In Chapter 3 we described the role, use and implementation of DAs in our new model. We 
showed how the lock query mechanism and the orphan detection mechanism can be modified 
to work correctly when DAs are used. 

We proposed, in Chapter 4, a technique to serialize disconnected actions. For serial DAs, 
we used timestamps, carried with each action and left on every lock, to tell a DA which effects 
were created prior to its creation and which are not; in this way we prevent non-serializable 
executions. Timestamps can not serialize DAs that were created by concurrent subactions, 
however, since they get serialized dynamically; therefore we introduced a new mechanism of 
conflict tables (CTs) for them. The CT mechanism keeps a table at the concurrent-set action's 
site to monitor the serialization of the concurrent subactions explicitly. We also introduced 
fingerprint locks to help retain access information at the object. 

Our serialization technique is an ad hoc serialization method, a hybrid of timestamping- 
based protocol ([Reed 1978, Reed 1983]), locking-based protocol for nested atomic actions 
([Moss 1981]) and an explicit serialization control method. 

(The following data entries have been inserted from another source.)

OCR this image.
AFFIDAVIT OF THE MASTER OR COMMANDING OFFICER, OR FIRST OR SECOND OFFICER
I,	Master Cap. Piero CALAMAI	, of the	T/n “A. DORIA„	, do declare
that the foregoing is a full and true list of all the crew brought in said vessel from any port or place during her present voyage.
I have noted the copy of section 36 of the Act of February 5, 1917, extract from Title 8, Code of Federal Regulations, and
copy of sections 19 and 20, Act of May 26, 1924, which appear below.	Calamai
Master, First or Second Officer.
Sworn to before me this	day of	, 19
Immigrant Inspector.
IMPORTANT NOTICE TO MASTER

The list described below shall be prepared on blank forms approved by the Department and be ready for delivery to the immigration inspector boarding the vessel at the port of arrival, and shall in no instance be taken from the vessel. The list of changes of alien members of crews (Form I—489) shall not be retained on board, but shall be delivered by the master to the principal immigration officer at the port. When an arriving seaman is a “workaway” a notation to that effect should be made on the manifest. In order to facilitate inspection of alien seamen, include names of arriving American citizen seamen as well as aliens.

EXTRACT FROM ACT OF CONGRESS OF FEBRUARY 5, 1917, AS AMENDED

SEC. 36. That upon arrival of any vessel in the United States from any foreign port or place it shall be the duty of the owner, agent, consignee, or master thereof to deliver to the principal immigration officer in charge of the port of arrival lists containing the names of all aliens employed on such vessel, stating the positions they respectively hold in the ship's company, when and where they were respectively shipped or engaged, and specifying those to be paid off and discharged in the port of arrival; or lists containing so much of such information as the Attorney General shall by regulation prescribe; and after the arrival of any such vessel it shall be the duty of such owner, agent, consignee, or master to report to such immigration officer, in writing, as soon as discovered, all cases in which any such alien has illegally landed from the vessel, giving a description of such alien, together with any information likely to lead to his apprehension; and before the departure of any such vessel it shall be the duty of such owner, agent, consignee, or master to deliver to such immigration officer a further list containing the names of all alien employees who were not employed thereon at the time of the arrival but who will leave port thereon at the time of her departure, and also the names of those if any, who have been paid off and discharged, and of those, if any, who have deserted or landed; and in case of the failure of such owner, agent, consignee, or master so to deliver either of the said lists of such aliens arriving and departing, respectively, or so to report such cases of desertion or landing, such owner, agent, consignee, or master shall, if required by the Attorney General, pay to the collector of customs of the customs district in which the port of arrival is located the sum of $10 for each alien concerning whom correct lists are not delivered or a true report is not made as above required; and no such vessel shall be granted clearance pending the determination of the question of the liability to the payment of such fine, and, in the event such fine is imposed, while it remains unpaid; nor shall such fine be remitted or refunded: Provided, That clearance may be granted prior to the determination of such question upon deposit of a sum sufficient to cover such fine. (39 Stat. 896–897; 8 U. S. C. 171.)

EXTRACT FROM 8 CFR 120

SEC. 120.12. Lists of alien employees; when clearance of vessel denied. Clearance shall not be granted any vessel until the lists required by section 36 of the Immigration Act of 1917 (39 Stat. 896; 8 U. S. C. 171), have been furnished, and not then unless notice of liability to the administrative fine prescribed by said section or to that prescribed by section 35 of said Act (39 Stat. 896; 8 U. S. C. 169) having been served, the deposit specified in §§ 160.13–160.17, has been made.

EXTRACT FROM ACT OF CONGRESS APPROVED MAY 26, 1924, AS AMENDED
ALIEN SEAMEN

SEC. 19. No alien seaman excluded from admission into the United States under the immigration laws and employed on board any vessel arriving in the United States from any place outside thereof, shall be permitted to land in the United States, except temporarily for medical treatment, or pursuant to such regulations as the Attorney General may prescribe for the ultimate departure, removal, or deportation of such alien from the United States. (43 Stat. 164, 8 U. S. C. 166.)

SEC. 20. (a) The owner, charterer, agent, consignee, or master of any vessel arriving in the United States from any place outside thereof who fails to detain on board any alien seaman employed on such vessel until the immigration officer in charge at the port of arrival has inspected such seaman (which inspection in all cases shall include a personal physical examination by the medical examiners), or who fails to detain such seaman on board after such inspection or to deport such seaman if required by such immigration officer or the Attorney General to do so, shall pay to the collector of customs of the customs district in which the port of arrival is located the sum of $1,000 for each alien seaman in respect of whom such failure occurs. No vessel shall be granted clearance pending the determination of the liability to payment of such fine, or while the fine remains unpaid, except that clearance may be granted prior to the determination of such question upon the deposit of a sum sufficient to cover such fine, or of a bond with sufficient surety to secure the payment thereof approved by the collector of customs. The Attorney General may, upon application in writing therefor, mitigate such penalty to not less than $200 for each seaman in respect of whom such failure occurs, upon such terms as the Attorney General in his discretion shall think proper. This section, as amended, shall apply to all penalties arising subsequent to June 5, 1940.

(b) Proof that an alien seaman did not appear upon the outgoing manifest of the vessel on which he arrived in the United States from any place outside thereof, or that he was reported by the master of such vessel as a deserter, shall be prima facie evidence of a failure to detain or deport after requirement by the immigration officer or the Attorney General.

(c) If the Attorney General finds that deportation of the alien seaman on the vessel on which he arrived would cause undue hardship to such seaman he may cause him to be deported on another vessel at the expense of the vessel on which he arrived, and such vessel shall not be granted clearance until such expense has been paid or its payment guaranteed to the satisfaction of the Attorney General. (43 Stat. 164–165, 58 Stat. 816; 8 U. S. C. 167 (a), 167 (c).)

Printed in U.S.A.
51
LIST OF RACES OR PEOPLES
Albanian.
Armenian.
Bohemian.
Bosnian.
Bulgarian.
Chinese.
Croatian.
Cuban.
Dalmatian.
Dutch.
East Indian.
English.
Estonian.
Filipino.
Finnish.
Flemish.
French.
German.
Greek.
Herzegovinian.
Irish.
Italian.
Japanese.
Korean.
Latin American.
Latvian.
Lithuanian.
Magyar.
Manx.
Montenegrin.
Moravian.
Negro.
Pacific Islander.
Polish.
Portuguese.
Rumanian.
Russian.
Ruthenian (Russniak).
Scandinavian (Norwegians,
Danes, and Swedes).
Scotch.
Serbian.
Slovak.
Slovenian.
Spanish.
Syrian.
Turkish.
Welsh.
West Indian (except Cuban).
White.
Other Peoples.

In Chapter 5 we described in detail how the two-phase commit protocol, which is used by 
the current model to commit the top-level action, is modified to cope with problems introduced 
by DAs: DAs may still be active when their topaction commits, and the sites they used and 
the subactions they aborted may not be known to the protocol's coordinator when it begins. 

In Chapter 6 we introduced a novel idea of committing transactions in spite of some failures. 
The idea derives from the semantics of DAs; DAs basically do functionally redundant work. We 
proposed two ways in which some sites that were used only by DAs can be ignored, if necessary, 
during the commit process. 

We feel that we achieved our design goals: minimizing the change to the design of the 
current model and its performance, and ensuring that disconnected actions have a fair chance 
of success. When DAs are not used, the new model does not send any extra messages, does 
very little additional local processing, and requires little additional storage; when DAs are used, 
they are almost as likely to succeed as regular subactions.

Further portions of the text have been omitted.